Delivery, however, goes beyond the dissemination of planting material. It entails building broad public awareness of the nutrition benefits of OFSP and supporting vulnerable households with training and counseling to improve their production and utilization of OFSP.

Solid evidence base

CReSP emphasizes the importance of a strong evidence base to support continued innovation and expansion. Just as we have sound scientific evidence of the nutritional efficacy of OFSP, we need to continue to build evidence of the utilization of sweetpotato in the context of climate change adaptation. To do this well, we need to look beyond the single crop to the broader systems and wider set of stakeholders that will make climate resilience possible. We believe that the landscape perspective provides an excellent approach and platform for sweetpotato to make its contribution”, said Dr.

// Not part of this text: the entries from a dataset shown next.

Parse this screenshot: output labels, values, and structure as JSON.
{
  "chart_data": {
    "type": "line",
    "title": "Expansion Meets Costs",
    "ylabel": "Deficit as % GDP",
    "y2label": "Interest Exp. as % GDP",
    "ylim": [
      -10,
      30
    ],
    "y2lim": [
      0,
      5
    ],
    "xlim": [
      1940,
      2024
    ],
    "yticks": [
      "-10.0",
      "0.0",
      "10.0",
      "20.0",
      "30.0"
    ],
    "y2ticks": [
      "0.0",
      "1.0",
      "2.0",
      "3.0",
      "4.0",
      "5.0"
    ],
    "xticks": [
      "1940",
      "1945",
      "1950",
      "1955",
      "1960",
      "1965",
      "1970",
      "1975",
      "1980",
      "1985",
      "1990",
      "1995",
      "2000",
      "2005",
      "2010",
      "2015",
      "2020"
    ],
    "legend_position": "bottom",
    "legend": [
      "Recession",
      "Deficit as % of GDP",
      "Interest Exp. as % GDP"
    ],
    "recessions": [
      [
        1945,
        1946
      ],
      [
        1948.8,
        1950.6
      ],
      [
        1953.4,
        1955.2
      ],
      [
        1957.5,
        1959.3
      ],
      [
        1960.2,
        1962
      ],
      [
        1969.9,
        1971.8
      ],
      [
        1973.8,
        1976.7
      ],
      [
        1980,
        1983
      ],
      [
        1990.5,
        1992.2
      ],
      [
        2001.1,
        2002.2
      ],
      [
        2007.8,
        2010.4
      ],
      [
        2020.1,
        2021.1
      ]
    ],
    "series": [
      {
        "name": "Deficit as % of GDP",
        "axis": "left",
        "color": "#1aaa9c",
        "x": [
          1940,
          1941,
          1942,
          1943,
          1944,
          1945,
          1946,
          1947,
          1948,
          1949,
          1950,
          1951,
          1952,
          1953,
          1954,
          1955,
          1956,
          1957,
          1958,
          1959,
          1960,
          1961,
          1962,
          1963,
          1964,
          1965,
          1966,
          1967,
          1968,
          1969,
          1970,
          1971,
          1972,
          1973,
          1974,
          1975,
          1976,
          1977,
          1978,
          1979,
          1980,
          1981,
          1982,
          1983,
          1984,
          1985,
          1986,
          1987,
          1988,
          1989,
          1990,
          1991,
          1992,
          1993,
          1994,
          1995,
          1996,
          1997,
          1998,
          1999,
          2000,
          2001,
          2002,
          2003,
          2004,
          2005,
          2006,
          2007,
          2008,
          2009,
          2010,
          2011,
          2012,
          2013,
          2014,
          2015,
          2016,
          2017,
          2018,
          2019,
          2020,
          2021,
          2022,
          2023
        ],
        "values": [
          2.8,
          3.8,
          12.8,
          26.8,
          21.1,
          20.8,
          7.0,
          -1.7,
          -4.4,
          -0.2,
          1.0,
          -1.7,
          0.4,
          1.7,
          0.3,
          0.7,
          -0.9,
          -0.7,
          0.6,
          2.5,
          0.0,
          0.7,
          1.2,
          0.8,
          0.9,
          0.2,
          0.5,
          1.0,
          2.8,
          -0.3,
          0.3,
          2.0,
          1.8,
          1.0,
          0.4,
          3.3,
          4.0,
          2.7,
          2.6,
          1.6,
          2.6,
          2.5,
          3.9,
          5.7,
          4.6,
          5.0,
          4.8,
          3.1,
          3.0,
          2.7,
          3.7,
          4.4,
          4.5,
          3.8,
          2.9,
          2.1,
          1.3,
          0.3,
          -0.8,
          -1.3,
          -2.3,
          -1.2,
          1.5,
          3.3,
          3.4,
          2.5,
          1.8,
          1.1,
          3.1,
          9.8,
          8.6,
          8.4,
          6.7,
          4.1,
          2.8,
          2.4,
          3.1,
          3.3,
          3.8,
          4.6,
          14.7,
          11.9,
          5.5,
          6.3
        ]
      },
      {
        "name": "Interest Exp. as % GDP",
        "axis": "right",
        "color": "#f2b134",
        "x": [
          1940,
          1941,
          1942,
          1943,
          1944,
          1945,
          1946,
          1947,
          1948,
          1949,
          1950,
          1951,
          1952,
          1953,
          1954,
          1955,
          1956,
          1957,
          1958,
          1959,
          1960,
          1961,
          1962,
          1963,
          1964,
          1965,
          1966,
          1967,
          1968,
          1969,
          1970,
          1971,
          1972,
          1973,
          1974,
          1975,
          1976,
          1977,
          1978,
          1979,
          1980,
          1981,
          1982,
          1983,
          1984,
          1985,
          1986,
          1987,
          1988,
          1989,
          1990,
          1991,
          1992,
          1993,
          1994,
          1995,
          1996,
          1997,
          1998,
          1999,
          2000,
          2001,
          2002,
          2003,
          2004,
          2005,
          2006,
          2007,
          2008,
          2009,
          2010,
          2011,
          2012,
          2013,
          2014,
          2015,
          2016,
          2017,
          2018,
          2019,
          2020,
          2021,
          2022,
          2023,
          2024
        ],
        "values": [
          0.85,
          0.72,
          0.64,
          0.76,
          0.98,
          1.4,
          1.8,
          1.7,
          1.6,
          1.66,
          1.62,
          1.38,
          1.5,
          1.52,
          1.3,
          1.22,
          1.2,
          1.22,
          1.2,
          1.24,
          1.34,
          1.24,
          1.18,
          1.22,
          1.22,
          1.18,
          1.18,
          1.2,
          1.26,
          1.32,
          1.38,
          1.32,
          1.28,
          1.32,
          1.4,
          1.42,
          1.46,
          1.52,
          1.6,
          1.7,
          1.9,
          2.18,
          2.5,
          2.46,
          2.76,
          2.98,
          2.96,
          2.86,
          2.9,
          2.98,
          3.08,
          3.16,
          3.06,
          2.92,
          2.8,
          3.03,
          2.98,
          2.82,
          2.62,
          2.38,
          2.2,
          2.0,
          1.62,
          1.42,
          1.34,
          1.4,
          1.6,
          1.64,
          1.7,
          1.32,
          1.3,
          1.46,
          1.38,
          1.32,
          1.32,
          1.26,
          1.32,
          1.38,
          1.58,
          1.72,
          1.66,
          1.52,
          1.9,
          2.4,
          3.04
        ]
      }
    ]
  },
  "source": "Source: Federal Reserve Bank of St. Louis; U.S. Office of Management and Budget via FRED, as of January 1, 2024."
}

Heck.

Looking into the future, the vision of CReSP over the next 10 years is to strengthen food and nutrition security of at least 50 million people in regions vulnerable to droughts, floods, salinity, and extreme weather events in Africa, Asia and Latin America. CReSP is currently working to expand its work to Madagascar, Bangladesh and Haiti, in response to requests from partners in governments and international organizations.

As a hub for global action, GLF connects all actors, from the private sector to civil society to science and more, providing an ongoing conversation and platform to tackle the world’s most pressing issues driven by the global climate agenda.

“We congratulate GLF partners led by the Center for International Forestry Research (CIFOR) for the growing momentum behind the landscapes approach and the establishment of the new center in Bonn, Germany. We look forward to the joint learning opportunities and scientific and policy interactions the GLF will afford to CReSP,” concludes Dr. Adiel Mbabu, CIP’s Regional Director for Africa.